Public networks have better security but poor performance in terms of transaction throughput and consensus latency, which is the time it takes for members of the community to come to an agreement on the order of transactions in the application. These performance constraints dramatically limit the number of applications that can practically use the technology. For example, Bitcoin blockchain can process only 7 transactions per second, and it takes the community an hour to agree on the order of those transactions. There aren’t many applications that can use a database with those performance characteristics.
Some users have opted to relax the security requirements of the distributed consensus algorithm, and restrict the use of the algorithm to private networks of known and trusted participants. This improves performance (achieving 100s or low 1000s of transactions per second, and seconds consensus latency), but at the expense of security. If even a single member of the network is compromised, then the attacker can disrupt the flow of transactions for the entire network (i.e., launch a DoS attack).
A new generation of distributed consensus technology products in the pipeline from a variety of vendors (including Swirlds)
To demonstrate the point, let's consider a popular online game, World of Warcraft (WoW). The current system has a central server that ensures all players have a common view of the world and can’t cheat. However, a DDoS attack on the server can disrupt the game for everybody. Also, the integrity and availability of the game can be compromised by a malicious insider or a remote attacker.

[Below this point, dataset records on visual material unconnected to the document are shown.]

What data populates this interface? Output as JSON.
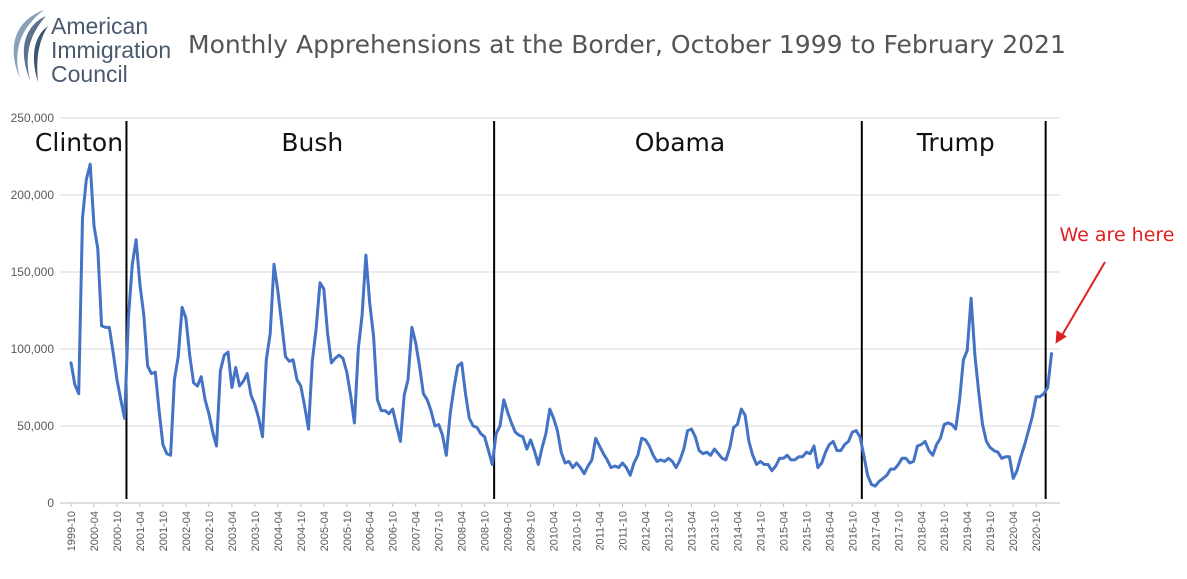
{
  "logo": {
    "lines": [
      "American",
      "Immigration",
      "Council"
    ]
  },
  "chart_data": {
    "type": "line",
    "title": "Monthly Apprehensions at the Border, October 1999 to February 2021",
    "xlabel": "",
    "ylabel": "",
    "ylim": [
      0,
      250000
    ],
    "y_ticks": [
      "0",
      "50,000",
      "100,000",
      "150,000",
      "200,000",
      "250,000"
    ],
    "grid": true,
    "legend": "none",
    "line_color": "#4472c4",
    "x_start": "1999-10",
    "x_end": "2021-02",
    "x_tick_labels": [
      "1999-10",
      "2000-04",
      "2000-10",
      "2001-04",
      "2001-10",
      "2002-04",
      "2002-10",
      "2003-04",
      "2003-10",
      "2004-04",
      "2004-10",
      "2005-04",
      "2005-10",
      "2006-04",
      "2006-10",
      "2007-04",
      "2007-10",
      "2008-04",
      "2008-10",
      "2009-04",
      "2009-10",
      "2010-04",
      "2010-10",
      "2011-04",
      "2011-10",
      "2012-04",
      "2012-10",
      "2013-04",
      "2013-10",
      "2014-04",
      "2014-10",
      "2015-04",
      "2015-10",
      "2016-04",
      "2016-10",
      "2017-04",
      "2017-10",
      "2018-04",
      "2018-10",
      "2019-04",
      "2019-10",
      "2020-04",
      "2020-10"
    ],
    "series": [
      {
        "points": [
          [
            "1999-10",
            91000
          ],
          [
            "1999-11",
            77000
          ],
          [
            "1999-12",
            71000
          ],
          [
            "2000-01",
            185000
          ],
          [
            "2000-02",
            210000
          ],
          [
            "2000-03",
            220000
          ],
          [
            "2000-04",
            180000
          ],
          [
            "2000-05",
            165000
          ],
          [
            "2000-06",
            115000
          ],
          [
            "2000-07",
            114000
          ],
          [
            "2000-08",
            114000
          ],
          [
            "2000-09",
            98000
          ],
          [
            "2000-10",
            80000
          ],
          [
            "2000-11",
            67000
          ],
          [
            "2000-12",
            55000
          ],
          [
            "2001-01",
            120000
          ],
          [
            "2001-02",
            155000
          ],
          [
            "2001-03",
            171000
          ],
          [
            "2001-04",
            142000
          ],
          [
            "2001-05",
            122000
          ],
          [
            "2001-06",
            89000
          ],
          [
            "2001-07",
            84000
          ],
          [
            "2001-08",
            85000
          ],
          [
            "2001-09",
            60000
          ],
          [
            "2001-10",
            38000
          ],
          [
            "2001-11",
            32000
          ],
          [
            "2001-12",
            31000
          ],
          [
            "2002-01",
            80000
          ],
          [
            "2002-02",
            95000
          ],
          [
            "2002-03",
            127000
          ],
          [
            "2002-04",
            120000
          ],
          [
            "2002-05",
            96000
          ],
          [
            "2002-06",
            78000
          ],
          [
            "2002-07",
            76000
          ],
          [
            "2002-08",
            82000
          ],
          [
            "2002-09",
            67000
          ],
          [
            "2002-10",
            58000
          ],
          [
            "2002-11",
            46000
          ],
          [
            "2002-12",
            37000
          ],
          [
            "2003-01",
            86000
          ],
          [
            "2003-02",
            96000
          ],
          [
            "2003-03",
            98000
          ],
          [
            "2003-04",
            75000
          ],
          [
            "2003-05",
            88000
          ],
          [
            "2003-06",
            76000
          ],
          [
            "2003-07",
            79000
          ],
          [
            "2003-08",
            84000
          ],
          [
            "2003-09",
            70000
          ],
          [
            "2003-10",
            64000
          ],
          [
            "2003-11",
            55000
          ],
          [
            "2003-12",
            43000
          ],
          [
            "2004-01",
            93000
          ],
          [
            "2004-02",
            110000
          ],
          [
            "2004-03",
            155000
          ],
          [
            "2004-04",
            138000
          ],
          [
            "2004-05",
            117000
          ],
          [
            "2004-06",
            95000
          ],
          [
            "2004-07",
            92000
          ],
          [
            "2004-08",
            93000
          ],
          [
            "2004-09",
            80000
          ],
          [
            "2004-10",
            76000
          ],
          [
            "2004-11",
            63000
          ],
          [
            "2004-12",
            48000
          ],
          [
            "2005-01",
            92000
          ],
          [
            "2005-02",
            113000
          ],
          [
            "2005-03",
            143000
          ],
          [
            "2005-04",
            139000
          ],
          [
            "2005-05",
            110000
          ],
          [
            "2005-06",
            91000
          ],
          [
            "2005-07",
            94000
          ],
          [
            "2005-08",
            96000
          ],
          [
            "2005-09",
            94000
          ],
          [
            "2005-10",
            85000
          ],
          [
            "2005-11",
            70000
          ],
          [
            "2005-12",
            52000
          ],
          [
            "2006-01",
            100000
          ],
          [
            "2006-02",
            122000
          ],
          [
            "2006-03",
            161000
          ],
          [
            "2006-04",
            130000
          ],
          [
            "2006-05",
            108000
          ],
          [
            "2006-06",
            67000
          ],
          [
            "2006-07",
            60000
          ],
          [
            "2006-08",
            60000
          ],
          [
            "2006-09",
            58000
          ],
          [
            "2006-10",
            61000
          ],
          [
            "2006-11",
            50000
          ],
          [
            "2006-12",
            40000
          ],
          [
            "2007-01",
            70000
          ],
          [
            "2007-02",
            80000
          ],
          [
            "2007-03",
            114000
          ],
          [
            "2007-04",
            104000
          ],
          [
            "2007-05",
            89000
          ],
          [
            "2007-06",
            71000
          ],
          [
            "2007-07",
            67000
          ],
          [
            "2007-08",
            60000
          ],
          [
            "2007-09",
            50000
          ],
          [
            "2007-10",
            51000
          ],
          [
            "2007-11",
            44000
          ],
          [
            "2007-12",
            31000
          ],
          [
            "2008-01",
            58000
          ],
          [
            "2008-02",
            75000
          ],
          [
            "2008-03",
            89000
          ],
          [
            "2008-04",
            91000
          ],
          [
            "2008-05",
            71000
          ],
          [
            "2008-06",
            55000
          ],
          [
            "2008-07",
            50000
          ],
          [
            "2008-08",
            49000
          ],
          [
            "2008-09",
            45000
          ],
          [
            "2008-10",
            43000
          ],
          [
            "2008-11",
            34000
          ],
          [
            "2008-12",
            25000
          ],
          [
            "2009-01",
            45000
          ],
          [
            "2009-02",
            50000
          ],
          [
            "2009-03",
            67000
          ],
          [
            "2009-04",
            59000
          ],
          [
            "2009-05",
            52000
          ],
          [
            "2009-06",
            46000
          ],
          [
            "2009-07",
            44000
          ],
          [
            "2009-08",
            43000
          ],
          [
            "2009-09",
            35000
          ],
          [
            "2009-10",
            41000
          ],
          [
            "2009-11",
            34000
          ],
          [
            "2009-12",
            25000
          ],
          [
            "2010-01",
            36000
          ],
          [
            "2010-02",
            45000
          ],
          [
            "2010-03",
            61000
          ],
          [
            "2010-04",
            55000
          ],
          [
            "2010-05",
            47000
          ],
          [
            "2010-06",
            33000
          ],
          [
            "2010-07",
            26000
          ],
          [
            "2010-08",
            27000
          ],
          [
            "2010-09",
            23000
          ],
          [
            "2010-10",
            26000
          ],
          [
            "2010-11",
            23000
          ],
          [
            "2010-12",
            19000
          ],
          [
            "2011-01",
            24000
          ],
          [
            "2011-02",
            28000
          ],
          [
            "2011-03",
            42000
          ],
          [
            "2011-04",
            37000
          ],
          [
            "2011-05",
            32000
          ],
          [
            "2011-06",
            28000
          ],
          [
            "2011-07",
            23000
          ],
          [
            "2011-08",
            24000
          ],
          [
            "2011-09",
            23000
          ],
          [
            "2011-10",
            26000
          ],
          [
            "2011-11",
            23000
          ],
          [
            "2011-12",
            18000
          ],
          [
            "2012-01",
            26000
          ],
          [
            "2012-02",
            31000
          ],
          [
            "2012-03",
            42000
          ],
          [
            "2012-04",
            41000
          ],
          [
            "2012-05",
            37000
          ],
          [
            "2012-06",
            31000
          ],
          [
            "2012-07",
            27000
          ],
          [
            "2012-08",
            28000
          ],
          [
            "2012-09",
            27000
          ],
          [
            "2012-10",
            29000
          ],
          [
            "2012-11",
            27000
          ],
          [
            "2012-12",
            23000
          ],
          [
            "2013-01",
            28000
          ],
          [
            "2013-02",
            35000
          ],
          [
            "2013-03",
            47000
          ],
          [
            "2013-04",
            48000
          ],
          [
            "2013-05",
            43000
          ],
          [
            "2013-06",
            34000
          ],
          [
            "2013-07",
            32000
          ],
          [
            "2013-08",
            33000
          ],
          [
            "2013-09",
            31000
          ],
          [
            "2013-10",
            35000
          ],
          [
            "2013-11",
            32000
          ],
          [
            "2013-12",
            29000
          ],
          [
            "2014-01",
            28000
          ],
          [
            "2014-02",
            36000
          ],
          [
            "2014-03",
            49000
          ],
          [
            "2014-04",
            51000
          ],
          [
            "2014-05",
            61000
          ],
          [
            "2014-06",
            57000
          ],
          [
            "2014-07",
            40000
          ],
          [
            "2014-08",
            31000
          ],
          [
            "2014-09",
            25000
          ],
          [
            "2014-10",
            27000
          ],
          [
            "2014-11",
            25000
          ],
          [
            "2014-12",
            25000
          ],
          [
            "2015-01",
            21000
          ],
          [
            "2015-02",
            24000
          ],
          [
            "2015-03",
            29000
          ],
          [
            "2015-04",
            29000
          ],
          [
            "2015-05",
            31000
          ],
          [
            "2015-06",
            28000
          ],
          [
            "2015-07",
            28000
          ],
          [
            "2015-08",
            30000
          ],
          [
            "2015-09",
            30000
          ],
          [
            "2015-10",
            33000
          ],
          [
            "2015-11",
            32000
          ],
          [
            "2015-12",
            37000
          ],
          [
            "2016-01",
            23000
          ],
          [
            "2016-02",
            26000
          ],
          [
            "2016-03",
            33000
          ],
          [
            "2016-04",
            38000
          ],
          [
            "2016-05",
            40000
          ],
          [
            "2016-06",
            34000
          ],
          [
            "2016-07",
            34000
          ],
          [
            "2016-08",
            38000
          ],
          [
            "2016-09",
            40000
          ],
          [
            "2016-10",
            46000
          ],
          [
            "2016-11",
            47000
          ],
          [
            "2016-12",
            43000
          ],
          [
            "2017-01",
            31000
          ],
          [
            "2017-02",
            18000
          ],
          [
            "2017-03",
            12000
          ],
          [
            "2017-04",
            11000
          ],
          [
            "2017-05",
            14000
          ],
          [
            "2017-06",
            16000
          ],
          [
            "2017-07",
            18000
          ],
          [
            "2017-08",
            22000
          ],
          [
            "2017-09",
            22000
          ],
          [
            "2017-10",
            25000
          ],
          [
            "2017-11",
            29000
          ],
          [
            "2017-12",
            29000
          ],
          [
            "2018-01",
            26000
          ],
          [
            "2018-02",
            27000
          ],
          [
            "2018-03",
            37000
          ],
          [
            "2018-04",
            38000
          ],
          [
            "2018-05",
            40000
          ],
          [
            "2018-06",
            34000
          ],
          [
            "2018-07",
            31000
          ],
          [
            "2018-08",
            38000
          ],
          [
            "2018-09",
            42000
          ],
          [
            "2018-10",
            51000
          ],
          [
            "2018-11",
            52000
          ],
          [
            "2018-12",
            51000
          ],
          [
            "2019-01",
            48000
          ],
          [
            "2019-02",
            67000
          ],
          [
            "2019-03",
            93000
          ],
          [
            "2019-04",
            99000
          ],
          [
            "2019-05",
            133000
          ],
          [
            "2019-06",
            96000
          ],
          [
            "2019-07",
            72000
          ],
          [
            "2019-08",
            51000
          ],
          [
            "2019-09",
            40000
          ],
          [
            "2019-10",
            36000
          ],
          [
            "2019-11",
            34000
          ],
          [
            "2019-12",
            33000
          ],
          [
            "2020-01",
            29000
          ],
          [
            "2020-02",
            30000
          ],
          [
            "2020-03",
            30000
          ],
          [
            "2020-04",
            16000
          ],
          [
            "2020-05",
            21000
          ],
          [
            "2020-06",
            30000
          ],
          [
            "2020-07",
            38000
          ],
          [
            "2020-08",
            47000
          ],
          [
            "2020-09",
            56000
          ],
          [
            "2020-10",
            69000
          ],
          [
            "2020-11",
            69000
          ],
          [
            "2020-12",
            71000
          ],
          [
            "2021-01",
            75000
          ],
          [
            "2021-02",
            97000
          ]
        ]
      }
    ],
    "eras": [
      {
        "label": "Clinton",
        "divider_after": null
      },
      {
        "label": "Bush",
        "start": "2001-01"
      },
      {
        "label": "Obama",
        "start": "2009-01"
      },
      {
        "label": "Trump",
        "start": "2017-01"
      }
    ],
    "dividers": [
      "2001-01",
      "2009-01",
      "2017-01",
      "2021-01"
    ],
    "annotation": {
      "text": "We are here",
      "color": "#e02020",
      "target": "2021-02"
    }
  }
}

A distributed version of WoW would provide a layer of defense against those types of attacks. In distributed WoW, each player is a node in a network, and the consensus technology ensures a common view of the world and prevents cheating. There is no central server to attack. A DDoS attack might be able to disrupt one (or even a few) players, but the game continues to be available for the rest of the community.
Bitcoin blockchain introduced us to the modern era of distributed consensus, but it only provides a taste of what’s possible. The emerging, next generation of distributed consensus technology offers a unique combination of performance and security. This enables a new category of DDoS defense. Eventually every industry will have networked, distributed applications, and wide-spread adoption will fundamentally change the security of the Internet.